Réparer les Vivants
de Katell Quillévéré
Drame
Avec Tahar Rahim, Emmanuelle Seigner, Anne Dorval
Sorti le 9 novembre 2016
Il y a une petite dizaine d’années, à la Foire du Livre de Bruxelles, je parcourais les rayons jeunesse comme un fantôme sous morphine : j’étais épuisée et ma mère tenait formellement à upgrader ma culture littéraire. Je longeais donc les tables en quête de première de couverture chatoyante, bref, d’une image assez criarde pour daigner faire réagir mon cerveau atrophié d’adolescente. Ce fut Dans les rapides (Naïve, 2007) qui reteint mon attention : trois filles autour d’une voiture seventies, couverture pop sur papier mat. J’étais seule devant le stand et l’auteure me regardait si fixement que je n’osais ni prendre le livre, ni lever la tête. C’était Maylis de Kerangal. Elle allait devenir l’un des écrivains les plus appréciés du siècle naissant.

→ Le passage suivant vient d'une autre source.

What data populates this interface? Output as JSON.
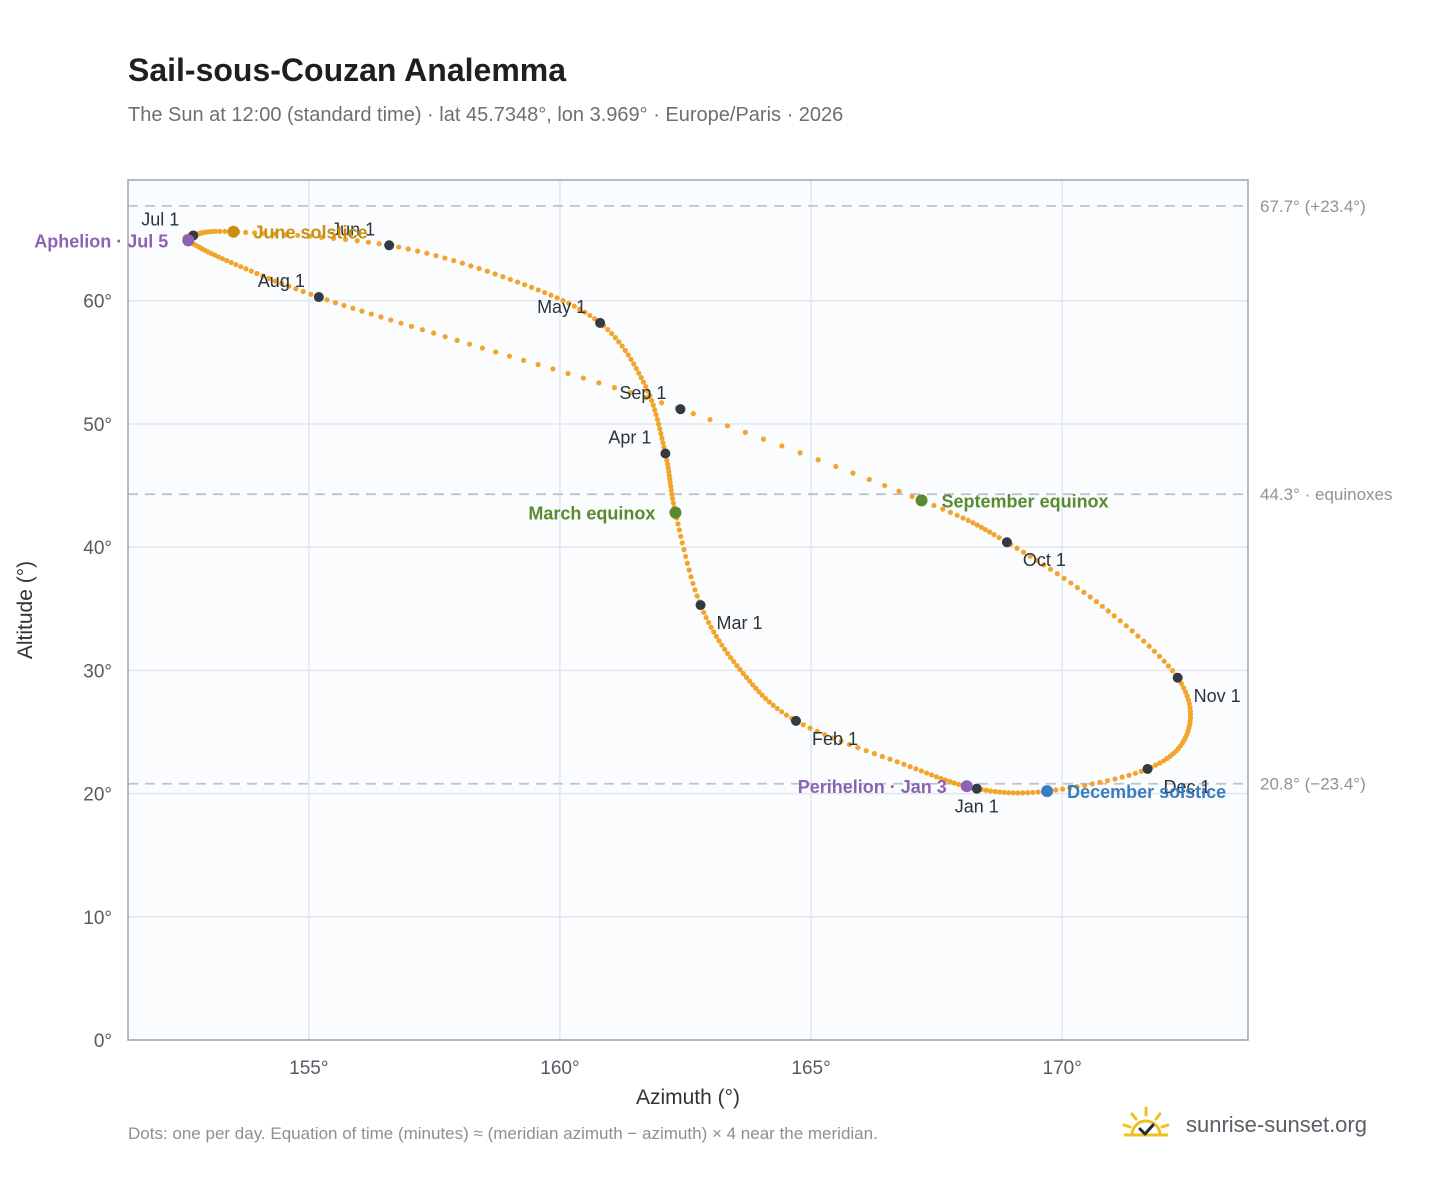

Depuis ce jour, après une longue dédicace sur un livre que je ne quitterais plus, j’aime à me plonger, lors de chaque parution de l’auteure, dans la texture de son verbe, dans l’énergie folle mais concentrée de sa plume. Avec Réparer les Vivants, son avant-dernier roman, Kerangal s’attaque au sujet grave de la transplantation. Ressusciter un être, lui redonner vie, grâce à un corps sur le point de s’éteindre. Un roman sur la toute puissance de la science et de ses limites, qui bénéficia d’un succès populaire et critique (lauréat d’une dizaine de prix).
Nous pouvions nous attendre à une première adaptation cinématographique.

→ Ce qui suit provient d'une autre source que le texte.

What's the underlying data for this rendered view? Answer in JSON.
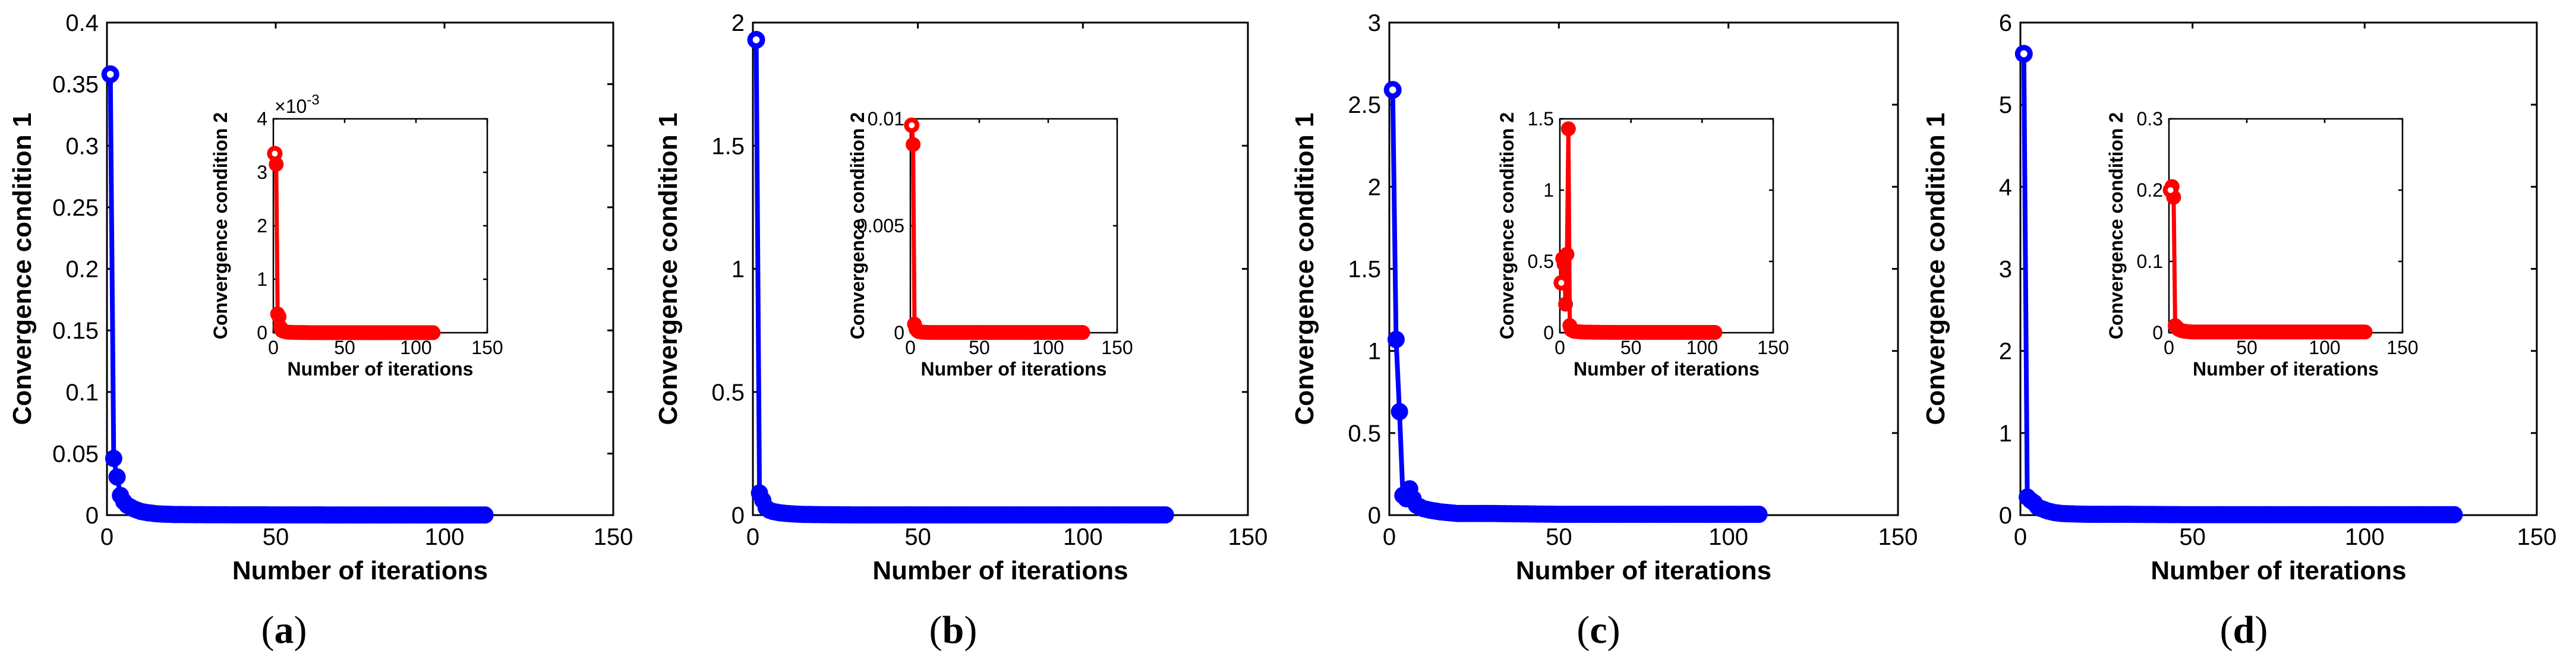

Après le remarqué Suzanne (2013), Katell Quillévéré s’empare du roman de Maylis de Kerangal avec un casting glamour : Emmanuelle Seigner, Kool Shen, Tahar Rahim, Anne Dorval, Alice Taglioni, Bouli Lanners… Les premières minutes du film se regardent avec curiosité, vitesse, il y a quelque chose de soufflant –nous passons d’une cité grise et froide aux vagues presque Hawaïennes de la côte normande, des trois jeunes surfeurs qui s’y précipitent. La réalisatrice filme ces eaux avec une douce fascination qui se transforme en ennui sec pour le spectateur. Le film, à ce moment précis, perd de sa vitalité pour se morfondre dans une léthargie étrange, installée par ses décors et ses personnages dépourvus de connexions, comme si chacun évoluait dans sa bulle, incapable d’aimer ou d’entreprendre l’autre. Tout est triste, implacable, insondable. Quillévéré regarde trop ses acteurs, nous inflige de l’image faute de narration. Or, Kerangal, c’est du langage. Pas toujours parlé, certes, mais sa force réside dans la forme de son écriture, dans son style ultra-léché, ultra-buriné-patiné. Dès lors, comment retranscrire les phrases de l’auteure, construites comme un immeuble à appartements, dans un cinéma français qui se regarde filmer ?
Il s’agit-là de la première leçon que reçoivent les jeunes réalisateurs des écoles de cinéma : Comment sait-on qu’un personnage est triste ? Comment sait-on qu’il est heureux ? Pour Quillévéré, demander à ses comédiens de pleurer (sur la musique sanguinolente d’Alexandre Desplat) ou de sourire, suffit à transmettre un message. Or, le spectateur n’est pas dupe. Il aime les joutes verbales, il aime les personnages qui se disent, qui se confient, qui permettent l’identification. Pourquoi nous infliger, en plan fixe, les images du bistouri trifouillant un cœur découpé à vif ? Nulle poésie ne se dégage, hélas, du scénario.
Espérons que les deux autres succès de Kerangal en cours d’adaptation (Corniche Kennedy par Dominique Cabrera et Naissance d’un pont par Julie Gavras) trouvent la façon juste de coller aux mots et au rythme propre à l’auteure, toujours en mouvement, jamais établie, caressant, sans s’y arrêter, les turpitudes de l’âme humaine.